AdaSky explains why thermal cameras are essential to AV safety
The technology stack for today’s advanced driver assistance and autonomous systems commonly includes a combination of radar, LiDAR, and ultrasonics, as well as cameras that read visible light and infrared radiation. However, Yakov Shaharabani, Chief Executive of Israel-based AdaSky, believes cameras that capture the unique heat signature of roadway objects will soon become a “prime focus” of autonomous technology.
AdaSky, along with Seek Thermal, are looking to challenge the leading provider of thermal cameras, FLIR, in providing another redundant sensor for safer vehicle autonomy. Its devices measure emissivity. Shaharabani explained: “The emissivity of an object is its effectiveness in emitting energy as thermal radiation.”
We received a demonstration of AdaSky’s system in Las Vegas on the sidelines of CES 2020. Dashboard-mounted cameras fed by AdaSky’s thermal camera were able to distinguish people and objects on nearly pitch-dark suburban streets. The clarity was uncanny. The system can also handle quick changes of lighting, such as oncoming headlights and high-contrast light while emerging from a tunnel—the corner cases that throw off cameras using visible light.
The big promise of thermal cameras is the ability to detect common roadway objects—not just heat-producing pedestrians and animals—in very dark environments and during extreme fog, snow, and other harsh weather conditions.
“Two objects can have the same heat,” said Shaharabani. “But they don’t have the same emissivity, which is a combination of heat and the material that it’s made of.”
From the moment of the company’s founding in January 2016, its goal was to build a thermal camera from the ground up specifically for automotive applications. AdaSky’s competitors provide thermal cameras also for military, security, firefighting, marine, hunting, and other industrial applications.
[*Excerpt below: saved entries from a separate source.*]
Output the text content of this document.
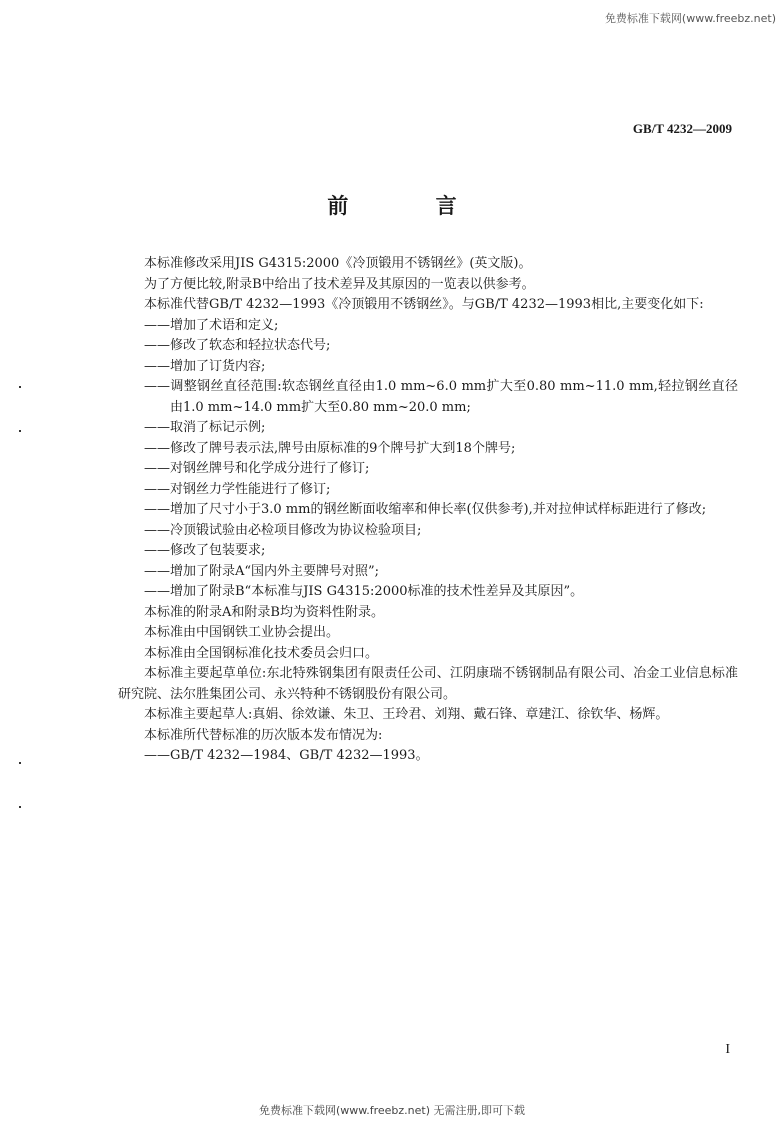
免费标准下载网(www.freebz.net)
GB/T 4232—2009
前 言

本标准修改采用JIS G4315:2000《冷顶锻用不锈钢丝》(英文版)。

为了方便比较,附录B中给出了技术差异及其原因的一览表以供参考。

本标准代替GB/T 4232—1993《冷顶锻用不锈钢丝》。与GB/T 4232—1993相比,主要变化如下:

——增加了术语和定义;

——修改了软态和轻拉状态代号;

——增加了订货内容;

——调整钢丝直径范围:软态钢丝直径由1.0 mm~6.0 mm扩大至0.80 mm~11.0 mm,轻拉钢丝直径由1.0 mm~14.0 mm扩大至0.80 mm~20.0 mm;

——取消了标记示例;

——修改了牌号表示法,牌号由原标准的9个牌号扩大到18个牌号;

——对钢丝牌号和化学成分进行了修订;

——对钢丝力学性能进行了修订;

——增加了尺寸小于3.0 mm的钢丝断面收缩率和伸长率(仅供参考),并对拉伸试样标距进行了修改;

——冷顶锻试验由必检项目修改为协议检验项目;

——修改了包装要求;

——增加了附录A“国内外主要牌号对照”;

——增加了附录B“本标准与JIS G4315:2000标准的技术性差异及其原因”。

本标准的附录A和附录B均为资料性附录。

本标准由中国钢铁工业协会提出。

本标准由全国钢标准化技术委员会归口。

本标准主要起草单位:东北特殊钢集团有限责任公司、江阴康瑞不锈钢制品有限公司、冶金工业信息标准研究院、法尔胜集团公司、永兴特种不锈钢股份有限公司。

本标准主要起草人:真娟、徐效谦、朱卫、王玲君、刘翔、戴石锋、章建江、徐钦华、杨辉。

本标准所代替标准的历次版本发布情况为:

——GB/T 4232—1984、GB/T 4232—1993。

I
免费标准下载网(www.freebz.net) 无需注册,即可下载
This focus on automotive—both in terms of requirements and supply chain—led AdaSky to set its sights on a thermal camera that’s smaller, requires less power, produces more precise data, and costs less. Shaharabani pegs a final at-scale cost for its thermal camera in the single digits, meaning between $10 and $99.
Jim Hines, an independent consultant working on sensor technologies for connected and autonomous vehicles, said that night-vision systems have been used in luxury models from Audi, BMW, Cadillac, and Mercedes-Benz.
“The feature never migrated to mid-market models because it didn’t deliver a strong safety benefit,” said Hines. “In other words, conventional headlight illumination was sufficient in most cases.” Vehicle autonomy is providing a new opportunity for the technology.
AdaSky’s camera, which has no moving parts, does not use a cooling system or a shutter that requires operations to pause for a half-second or longer—a critical period of blindness for a moving car—to recalibrate the inner components.
“The temperature of some of those components in the camera can change in a non-linear way,” said Shaharabani. “We solve those discrepancies only with algorithms.”
Instead of using hardware to compensate for those fluctuations in temperature, AdaSky’s software probes the system to identify erratic changes and apply corrections to produce crisp, reliable images. That’s made possible via a tailor-made image-sensor processor (ISP) manufactured by STMicroelectronics. The other hardware components include a lens (available with different fields of view), an emissivity detector, and a power/communications board that delivers the signal to the car’s computer.
Proprietary software also enables AdaSky to yield useful data via a library of heat signatures.
“Every object is providing heat,” explained Shaharabani. “The heat signature of a car, the glass, the engine, the tires, are all different.”
The mapping of those signatures, which improves over time with more data, enables the system to quickly and precisely distinguish between different types of objects.
While AdaSky is not yet talking about the specific automakers expected to deploy its thermal cameras, there is media speculation about applications in U.S. pickup trucks. That’s partly because thermal sensors could be a compelling feature for truck owners to help avoid collisions with large animals on dark country roads. Thermal cameras, depending on the field of view, can sense as far as 200 m (656 ft), well beyond the reach of headlights.
Similarly, automakers are considering thermal sensors for backup applications, which don’t benefit from bright headlights. Shaharabani, no surprise, believes thermal cameras should be placed front, back, and even on sides for effective blind-spot detection.
Ultimately, what could catapult thermal sensors to the mass market is changes in global test procedures. Currently, the U.S. National Highway Transportation Safety Administration (NHTSA) and The European New Car Assessment Program (Euro NCAP) do not fully consider safety in dark settings typically encountered in real-world driving. If global auto-safety agencies start to evaluate safety when there is little to no surrounding illumination, then thermal cameras could effectively become required gear to achieve five-star ratings.
“There are many examples of safety features that were initially offered on premium models eventually becoming mandated on all cars,” said Hines, the sensor-industry analyst. “Thermal imaging could follow that path, but it will depend on the cost and the expected impact on road safety.”